The molecule features a pyramidal phosphorus(III) center bound to three ethoxide groups. Its ^{31}P NMR spectrum features a signal at around +139 ppm vs phosphoric acid standard.

Triethylphosphite is prepared by treating phosphorus trichloride with ethanol in the presence of a base, typically a tertiary amine:
PCl_{3} + 3 EtOH + 3 R_{3}N → P(OEt)_{3} + 3 R_{3}NH + 3 Cl^{−}
In the absence of the base, the reaction of ethanol and phosphorus trichloride affords diethylphosphite ((EtO)_{2}P(O)H). Of the many related compounds can be prepared similarly, triisopropyl phosphite is an example (b.p. 43.5 °C/1.0 mm; CAS# 116-17-6).

==Reactions==
Triethyl phosphite can react with electrophiles in a Michaelis–Arbuzov reaction to produce organophosphonates. For example, the reaction between triethyl phosphite and ethyl bromoacetate produces a phosphonate suitable for use in the Horner–Wadsworth–Emmons reaction.
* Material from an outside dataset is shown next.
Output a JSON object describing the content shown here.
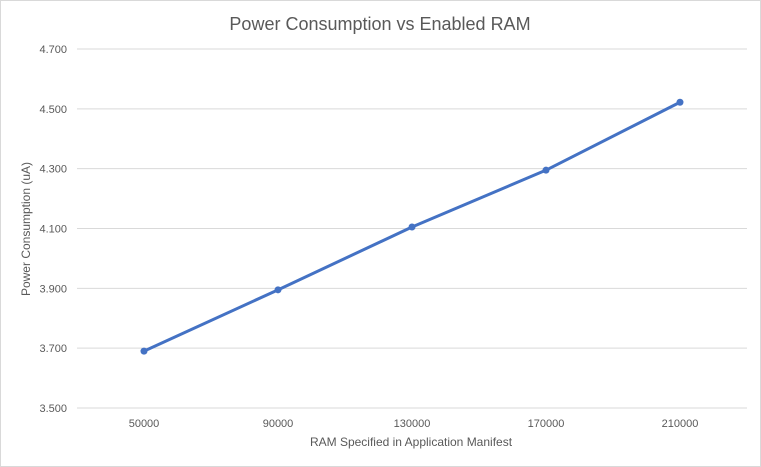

Reduction/deoxygenation of hydroperoxides to the alcohols can also be effected using triethyl phosphite. This approach can be utilized for carbonyl α-hydroxylation by reacting the enolate with oxygen, producing an α-hydroperoxide which can be reduced by triethyl phosphite to the alcohol. A proposed mechanism is shown below.

Triethyl phosphite can also be used in the Corey–Winter olefin synthesis.

===As a ligand===
In coordination chemistry and homogeneous catalysis, triethylphosphite finds use as a soft ligand. Its complexes are generally lipophilic and feature metals in low oxidation states. Examples include the colorless complexes FeH_{2}(P(OEt)_{3})_{4} and Ni(P(OEt)_{3})_{4} (m.p. 108 °C). It also forms a stable complex with copper(I) iodide.